While RTCA is not a regulatory body, its guidance strongly informs FAA and CAAC policy. Chinese enterprises should initiate early alignment discussions with CAAC’s Aircraft Airworthiness Certification Office (AACO) to clarify national implementation pathways, potential equivalency allowances, and domestic toolchain recognition procedures ahead of the September 2026 pilot deadline.
This release marks a pivotal shift: RTCA has moved beyond treating AI as a ‘black-box component’ and now demands structured, mechanistic reasoning about how AI failures propagate to catastrophic outcomes. Analysis shows that Annex H does not prohibit AI use—it reframes assurance from statistical confidence to causal rigor. Observably, the AFT framework mirrors techniques used in semiconductor functional safety (ISO 26262 ASIL D), suggesting convergence across high-integrity domains. From an industry perspective, the real bottleneck may not be technical capability but organizational readiness: integrating safety engineers, ML researchers, and certification specialists into a single, co-owned AFT development process remains uncommon in current avionics R&D structures. Current more critical challenge lies less in algorithmic novelty and more in cross-disciplinary workflow harmonization.

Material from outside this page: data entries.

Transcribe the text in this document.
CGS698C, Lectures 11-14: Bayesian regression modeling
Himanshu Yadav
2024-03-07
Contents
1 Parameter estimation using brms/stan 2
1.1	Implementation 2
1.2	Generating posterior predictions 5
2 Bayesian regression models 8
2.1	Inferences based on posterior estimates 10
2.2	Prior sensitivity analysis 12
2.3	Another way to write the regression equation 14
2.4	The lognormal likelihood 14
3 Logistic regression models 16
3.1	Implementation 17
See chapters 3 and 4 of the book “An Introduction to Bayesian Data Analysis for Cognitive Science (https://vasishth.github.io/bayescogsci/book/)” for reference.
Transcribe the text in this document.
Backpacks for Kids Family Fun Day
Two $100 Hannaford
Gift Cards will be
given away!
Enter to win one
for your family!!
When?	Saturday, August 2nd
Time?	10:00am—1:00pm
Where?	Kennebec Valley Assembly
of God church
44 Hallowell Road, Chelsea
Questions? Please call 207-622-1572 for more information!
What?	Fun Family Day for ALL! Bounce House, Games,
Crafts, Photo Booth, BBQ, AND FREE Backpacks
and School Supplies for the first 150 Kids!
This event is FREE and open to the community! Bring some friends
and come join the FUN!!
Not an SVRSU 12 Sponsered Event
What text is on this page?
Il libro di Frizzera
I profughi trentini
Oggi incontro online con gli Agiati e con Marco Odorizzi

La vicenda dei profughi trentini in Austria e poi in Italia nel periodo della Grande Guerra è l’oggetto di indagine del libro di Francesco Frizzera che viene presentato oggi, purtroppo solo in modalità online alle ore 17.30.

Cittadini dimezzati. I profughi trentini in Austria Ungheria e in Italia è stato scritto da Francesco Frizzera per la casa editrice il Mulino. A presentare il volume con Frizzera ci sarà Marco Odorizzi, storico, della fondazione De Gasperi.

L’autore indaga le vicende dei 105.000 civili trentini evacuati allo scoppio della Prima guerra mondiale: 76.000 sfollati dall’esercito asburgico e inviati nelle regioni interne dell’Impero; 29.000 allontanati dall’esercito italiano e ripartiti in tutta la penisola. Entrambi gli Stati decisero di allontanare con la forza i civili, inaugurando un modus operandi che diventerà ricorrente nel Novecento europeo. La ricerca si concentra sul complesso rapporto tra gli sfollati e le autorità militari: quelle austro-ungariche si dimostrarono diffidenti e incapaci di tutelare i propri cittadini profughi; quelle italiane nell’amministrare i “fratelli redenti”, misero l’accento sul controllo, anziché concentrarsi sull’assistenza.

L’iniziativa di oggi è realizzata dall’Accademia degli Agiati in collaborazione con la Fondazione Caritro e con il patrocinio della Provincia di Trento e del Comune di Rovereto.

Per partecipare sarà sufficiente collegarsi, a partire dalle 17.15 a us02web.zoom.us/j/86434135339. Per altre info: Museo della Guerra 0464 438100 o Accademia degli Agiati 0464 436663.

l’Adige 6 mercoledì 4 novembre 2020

The publication of DO-178C Annex H signals the formal maturation of AI assurance in civil aviation. It elevates expectations for transparency, causality, and verifiability in AI-enabled flight systems—moving beyond benchmark accuracy toward hazard-aware operational integrity. For global suppliers, especially those targeting international certification, this is not merely a documentation update but a foundational recalibration of AI development culture. Rational observation suggests that early adopters who treat AFT as a design enabler—not just a compliance hurdle—will gain measurable advantage in time-to-certification, stakeholder trust, and future standard evolution influence.
Official publication: RTCA Document DO-178C Annex H, issued May 13, 2026 (RTCA, Inc., Washington, DC). Supporting materials include RTCA SC-205 Working Group minutes (Q1–Q2 2026) and FAA Notice N 8900.432 (issued April 2026, referencing Annex H applicability). CAAC’s preliminary response remains pending; ongoing monitoring of CAAC Advisory Circular AC-21-AA-2026-XX (draft expected July 2026) is recommended.